17/x Birth of a Nation came out on Feb. 8, 1915. Smalls died on Feb. 23, 1915. He has a connection to the movie, even though It is unlikely he saw it before he died. When Wilson was elected President in 1913, Smalls was then a federal customs inspector.
18/x One of Wilson’s priorities was to try eliminate every senior position in the federal government where Blacks supervised whites. He was pretty successful at it and he is credited at having destroyed the middle class in D.C. But he did not limit himself to D.C.
19/x One of the federal officials Wilson fired was Robert Smalls, the man who had survived being owned by his father and his brother, fought in the civil war, and voted to ratify the 14th Amdt.
20/x One of my mentors, a brilliant lawyer/scholar, Professor Peggy Davis, wrote a law review article about Smalls, titled Introducing Robert Smalls. Some of the facts, thought not all, in this thread are taken from the article. She inspired me to keep thinking about Smalls.
21/x Here's why I connect Wilson to Smalls: Wilson was a smart man and as President he can rightfully be credited with a number of achievements at home and abroad. He was in his day, and indeed even in the context of our times, a progressive.
22/x He was also a man born into wealth his family accumulated through slave labor and, for all of his education, for all of his urbane sophistication, for all of his progressive bona fides, he lived and died believing that Black people were, as a group, inferior.
23/x And he acted upon that belief to visit incalculable pain and hardship on millions of people here in the US and also abroad when, among other things, he had U.S. Marines occupy Haiti. (Not that I'm bitter, mind you; no sir.)
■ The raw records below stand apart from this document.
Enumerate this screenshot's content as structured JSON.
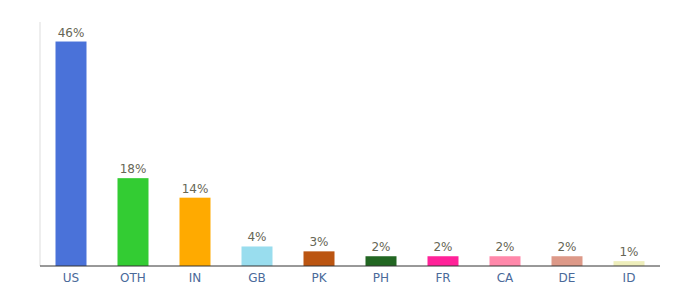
{
  "chart_data": {
    "type": "bar",
    "categories": [
      "US",
      "OTH",
      "IN",
      "GB",
      "PK",
      "PH",
      "FR",
      "CA",
      "DE",
      "ID"
    ],
    "values": [
      46,
      18,
      14,
      4,
      3,
      2,
      2,
      2,
      2,
      1
    ],
    "value_labels": [
      "46%",
      "18%",
      "14%",
      "4%",
      "3%",
      "2%",
      "2%",
      "2%",
      "2%",
      "1%"
    ],
    "colors": [
      "#4a72d9",
      "#33cc33",
      "#ffaa00",
      "#99ddee",
      "#bb5511",
      "#226622",
      "#ff2299",
      "#ff88aa",
      "#dd9988",
      "#eeeebb"
    ],
    "ylim": [
      0,
      50
    ],
    "data_labels": true,
    "tick_labels": "x",
    "grid": false
  }
}
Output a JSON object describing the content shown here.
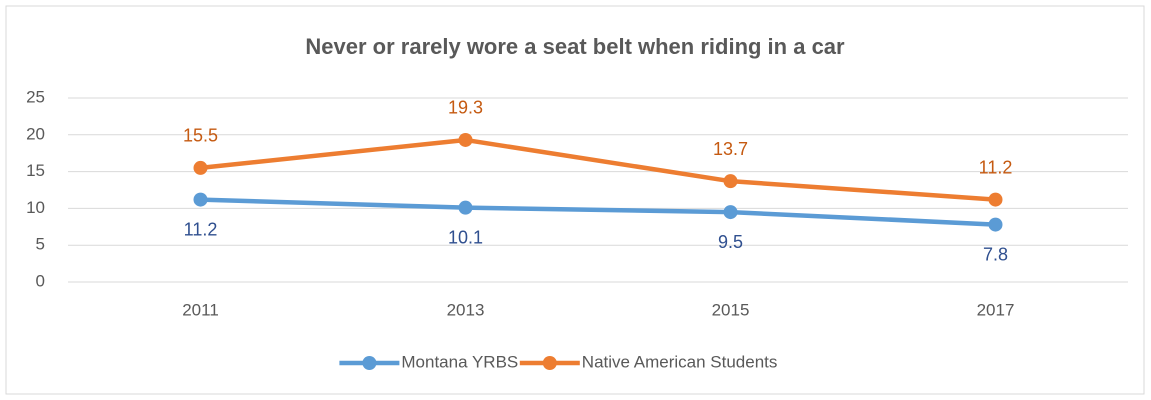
{
  "chart_data": {
    "type": "line",
    "title": "Never or rarely wore a seat belt when riding in a car",
    "categories": [
      "2011",
      "2013",
      "2015",
      "2017"
    ],
    "series": [
      {
        "name": "Montana YRBS",
        "color": "#5b9bd5",
        "label_color": "#2f4f8f",
        "values": [
          11.2,
          10.1,
          9.5,
          7.8
        ]
      },
      {
        "name": "Native American Students",
        "color": "#ed7d31",
        "label_color": "#c55a11",
        "values": [
          15.5,
          19.3,
          13.7,
          11.2
        ]
      }
    ],
    "ylim": [
      0,
      25
    ],
    "yticks": [
      0,
      5,
      10,
      15,
      20,
      25
    ],
    "grid": true,
    "legend": "bottom"
  }
}
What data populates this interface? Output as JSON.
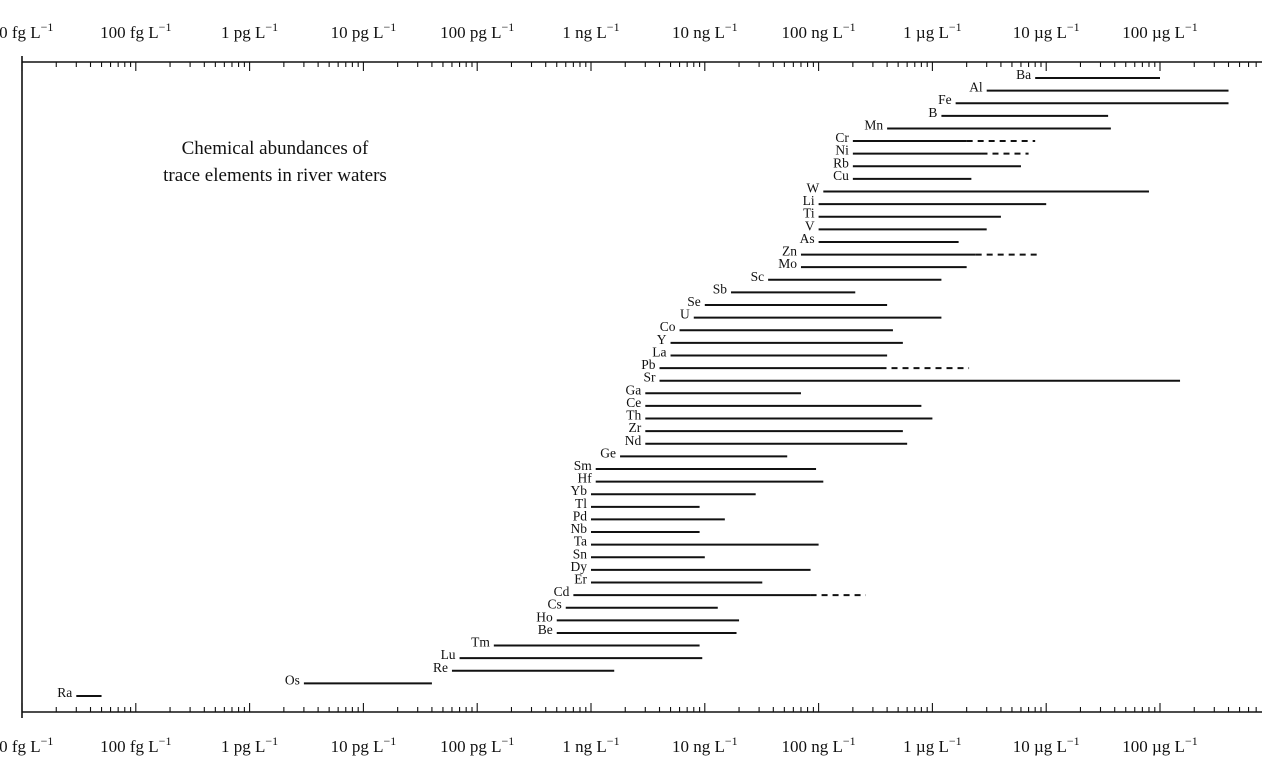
{
  "chart_data": {
    "type": "range",
    "title": "Chemical abundances of trace elements in river waters",
    "title_lines": [
      "Chemical abundances of",
      "trace elements in river waters"
    ],
    "x_scale": "log",
    "x_unit": "g L^-1",
    "xlim": [
      1e-14,
      0.001
    ],
    "tick_labels": [
      {
        "value": 1e-14,
        "prefix": "10 fg L",
        "sup": "−1"
      },
      {
        "value": 1e-13,
        "prefix": "100 fg L",
        "sup": "−1"
      },
      {
        "value": 1e-12,
        "prefix": "1 pg L",
        "sup": "−1"
      },
      {
        "value": 1e-11,
        "prefix": "10 pg L",
        "sup": "−1"
      },
      {
        "value": 1e-10,
        "prefix": "100 pg L",
        "sup": "−1"
      },
      {
        "value": 1e-09,
        "prefix": "1 ng L",
        "sup": "−1"
      },
      {
        "value": 1e-08,
        "prefix": "10 ng L",
        "sup": "−1"
      },
      {
        "value": 1e-07,
        "prefix": "100 ng L",
        "sup": "−1"
      },
      {
        "value": 1e-06,
        "prefix": "1 µg L",
        "sup": "−1"
      },
      {
        "value": 1e-05,
        "prefix": "10 µg L",
        "sup": "−1"
      },
      {
        "value": 0.0001,
        "prefix": "100 µg L",
        "sup": "−1"
      }
    ],
    "series": [
      {
        "name": "Ba",
        "min": 8e-06,
        "max": 0.0001
      },
      {
        "name": "Al",
        "min": 3e-06,
        "max": 0.0004
      },
      {
        "name": "Fe",
        "min": 1.6e-06,
        "max": 0.0004
      },
      {
        "name": "B",
        "min": 1.2e-06,
        "max": 3.5e-05
      },
      {
        "name": "Mn",
        "min": 4e-07,
        "max": 3.7e-05
      },
      {
        "name": "Cr",
        "min": 2e-07,
        "max": 2e-06,
        "dashed_max": 8e-06
      },
      {
        "name": "Ni",
        "min": 2e-07,
        "max": 2.7e-06,
        "dashed_max": 7e-06
      },
      {
        "name": "Rb",
        "min": 2e-07,
        "max": 6e-06
      },
      {
        "name": "Cu",
        "min": 2e-07,
        "max": 2.2e-06
      },
      {
        "name": "W",
        "min": 1.1e-07,
        "max": 8e-05
      },
      {
        "name": "Li",
        "min": 1e-07,
        "max": 1e-05
      },
      {
        "name": "Ti",
        "min": 1e-07,
        "max": 4e-06
      },
      {
        "name": "V",
        "min": 1e-07,
        "max": 3e-06
      },
      {
        "name": "As",
        "min": 1e-07,
        "max": 1.7e-06
      },
      {
        "name": "Zn",
        "min": 7e-08,
        "max": 2.4e-06,
        "dashed_max": 9e-06
      },
      {
        "name": "Mo",
        "min": 7e-08,
        "max": 2e-06
      },
      {
        "name": "Sc",
        "min": 3.6e-08,
        "max": 1.2e-06
      },
      {
        "name": "Sb",
        "min": 1.7e-08,
        "max": 2.1e-07
      },
      {
        "name": "Se",
        "min": 1e-08,
        "max": 4e-07
      },
      {
        "name": "U",
        "min": 8e-09,
        "max": 1.2e-06
      },
      {
        "name": "Co",
        "min": 6e-09,
        "max": 4.5e-07
      },
      {
        "name": "Y",
        "min": 5e-09,
        "max": 5.5e-07
      },
      {
        "name": "La",
        "min": 5e-09,
        "max": 4e-07
      },
      {
        "name": "Pb",
        "min": 4e-09,
        "max": 3.5e-07,
        "dashed_max": 2.1e-06
      },
      {
        "name": "Sr",
        "min": 4e-09,
        "max": 0.00015
      },
      {
        "name": "Ga",
        "min": 3e-09,
        "max": 7e-08
      },
      {
        "name": "Ce",
        "min": 3e-09,
        "max": 8e-07
      },
      {
        "name": "Th",
        "min": 3e-09,
        "max": 1e-06
      },
      {
        "name": "Zr",
        "min": 3e-09,
        "max": 5.5e-07
      },
      {
        "name": "Nd",
        "min": 3e-09,
        "max": 6e-07
      },
      {
        "name": "Ge",
        "min": 1.8e-09,
        "max": 5.3e-08
      },
      {
        "name": "Sm",
        "min": 1.1e-09,
        "max": 9.5e-08
      },
      {
        "name": "Hf",
        "min": 1.1e-09,
        "max": 1.1e-07
      },
      {
        "name": "Yb",
        "min": 1e-09,
        "max": 2.8e-08
      },
      {
        "name": "Tl",
        "min": 1e-09,
        "max": 9e-09
      },
      {
        "name": "Pd",
        "min": 1e-09,
        "max": 1.5e-08
      },
      {
        "name": "Nb",
        "min": 1e-09,
        "max": 9e-09
      },
      {
        "name": "Ta",
        "min": 1e-09,
        "max": 1e-07
      },
      {
        "name": "Sn",
        "min": 1e-09,
        "max": 1e-08
      },
      {
        "name": "Dy",
        "min": 1e-09,
        "max": 8.5e-08
      },
      {
        "name": "Er",
        "min": 1e-09,
        "max": 3.2e-08
      },
      {
        "name": "Cd",
        "min": 7e-10,
        "max": 8.5e-08,
        "dashed_max": 2.6e-07
      },
      {
        "name": "Cs",
        "min": 6e-10,
        "max": 1.3e-08
      },
      {
        "name": "Ho",
        "min": 5e-10,
        "max": 2e-08
      },
      {
        "name": "Be",
        "min": 5e-10,
        "max": 1.9e-08
      },
      {
        "name": "Tm",
        "min": 1.4e-10,
        "max": 9e-09
      },
      {
        "name": "Lu",
        "min": 7e-11,
        "max": 9.5e-09
      },
      {
        "name": "Re",
        "min": 6e-11,
        "max": 1.6e-09
      },
      {
        "name": "Os",
        "min": 3e-12,
        "max": 4e-11
      },
      {
        "name": "Ra",
        "min": 3e-14,
        "max": 5e-14
      }
    ]
  }
}
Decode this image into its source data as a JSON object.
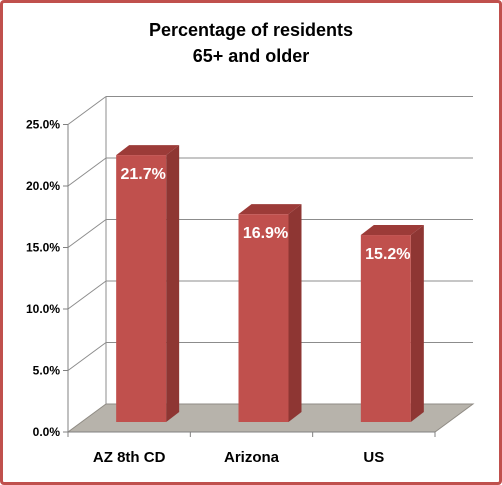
{
  "chart_data": {
    "type": "bar",
    "title_line1": "Percentage of residents",
    "title_line2": "65+ and older",
    "categories": [
      "AZ 8th CD",
      "Arizona",
      "US"
    ],
    "values": [
      21.7,
      16.9,
      15.2
    ],
    "data_labels": [
      "21.7%",
      "16.9%",
      "15.2%"
    ],
    "y_ticks": [
      0,
      5,
      10,
      15,
      20,
      25
    ],
    "y_tick_labels": [
      "0.0%",
      "5.0%",
      "10.0%",
      "15.0%",
      "20.0%",
      "25.0%"
    ],
    "ylim": [
      0,
      25
    ],
    "grid": true,
    "legend": "none",
    "style": "3d-column",
    "colors": {
      "bar_front": "#c0504d",
      "bar_side": "#8e3633",
      "bar_top": "#9c3b38",
      "floor": "#b7b3ab",
      "frame": "#c0504d"
    }
  }
}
24/x For his part, Smalls will never be as well known as Wilson and will never be credited as much as Wilson for having shaped this country. And maybe as an objective matter that’s the way it should be. Maybe in the larger calculus of things Wilson “mattered” more than Smalls.
25/x But, on a human level, the arc of Smalls’ life is more remarkable than Wilson’s, & on a human level Smalls achieved more than Wilson: he was born into slavery, freed himself, fought to free others, & helped ratify what is arguably the most important consitutional amdt
26/x Simply put: The distance Wilson had to travel between his wealthy upbringing to the Governorship of NJ, and the presidency is objectively much shorter than that which Smalls had to travel between being enslaved by his own father and getting elected to Congress.
27/X But the fact that Wilson could have so cavalierly held the power to take apart a life Smalls had more than earned with more courage than the vast majority of us will ever know is a demonstration of what we mean by white supremacy.
28/28 I honestly don't care what Princeton does with the name of the Wilson school. What I care about is every time we begin to revisit these questions we dig deeper into the reasons why these questions keep coming up.
PS yes, for anyone of a certain worldview who's about to tweet at me that Wilson was a democrat, yes, I am aware of that fact.
One point about Princeton: first time I walked on campus (as a grown man with a career) I felt like a peasant wrapped in rags, covered in mud, mumbling incoherent grunts. Didn’t feel that way at Harvard or Yale. There’s just something about Princeton that SCREAMS power & money.